When mothers go bald, children would start to think that there is something going on. I guess it is a spur for every child, or perhaps it is only a way of thrusting into my mind that I wouldn’t think differently; that the curious mind of a six-year-old would think of the bald boy in school whom she laughed at, and then she would look at her mother again. She would look at her twice, thrice, until there would only be her mother and the void. Finally, it would sink in that her mother is beautiful even without her crown of black hair, and that she need not wear a hat.

It all started with a slip. I hunkered down to my mother who was lying on the bathroom floor, naked. Her lips were pale and her eyes were half open. A little while ago, mama and I were bathing together in the bathroom. She lathed me with soap from head to my tiniest toenail until she could consider me clean. Clean, for her, was the immaculate whiteness of our bathroom tiles and the dustless walls and windowpanes inside.

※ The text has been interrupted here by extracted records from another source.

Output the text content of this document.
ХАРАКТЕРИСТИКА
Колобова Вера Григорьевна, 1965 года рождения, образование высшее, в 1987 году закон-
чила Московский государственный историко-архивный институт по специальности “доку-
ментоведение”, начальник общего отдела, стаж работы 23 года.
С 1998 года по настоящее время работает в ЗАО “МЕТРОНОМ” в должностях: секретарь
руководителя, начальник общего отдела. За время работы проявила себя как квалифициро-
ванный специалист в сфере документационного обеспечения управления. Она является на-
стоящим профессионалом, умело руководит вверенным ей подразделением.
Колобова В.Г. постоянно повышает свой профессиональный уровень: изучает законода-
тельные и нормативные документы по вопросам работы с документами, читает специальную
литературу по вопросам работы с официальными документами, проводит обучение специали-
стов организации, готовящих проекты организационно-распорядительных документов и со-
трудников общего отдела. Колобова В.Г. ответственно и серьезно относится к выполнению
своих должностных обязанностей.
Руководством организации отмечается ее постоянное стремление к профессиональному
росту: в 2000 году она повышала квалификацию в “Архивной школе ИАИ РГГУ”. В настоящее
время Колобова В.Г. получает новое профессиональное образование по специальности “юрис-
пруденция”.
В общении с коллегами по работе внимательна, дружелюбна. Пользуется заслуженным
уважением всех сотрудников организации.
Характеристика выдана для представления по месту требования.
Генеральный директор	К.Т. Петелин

I flushed stark and dark against the bleached background, and was a disappointment in her sight. She rubbed my brown skin patiently until it reddened, and then she washed the soap and body dirt away.

“Maryosep! Kang kinsa man kang anak?” My mother just disowned me and continued complaining that if only my father listened to her and refrained from taking me every weekend to Cuaco beach, that according to her standards was a place no better than a garbage dump, her only child would have had fairer skin. In a fit of pique her rantings caused, I defended Papa and proved her how cool he was by telling her how he threw me from a dock into the water without my floaters on for me to learn how to swim. It provoked her more and made her address my father by his full name.

Kani jud si Samuel Ruiz,” she paused to catch some air, “Bantay ra gyud na imong amahan pag uli niya.” She can threaten my father freely while he was still not home yet from work. Her fury flared as she ruthlessly scrubbed my knees. I tried to calm her down with the assurance that Papa always got my back and would never allow the sea to take me away. Her mouth kept on blabbering about the said matter as if she did not hear me or deem my excuses considerable. She stood up from a squat and lost her balance.

I thought she fell asleep. The sight of my mother lying against the white tiles disturbed me after long seconds passed. I felt the cold seeped into my soles as slow as the pace of panic. I called her name a few times and paused for a moment, then I screamed for help.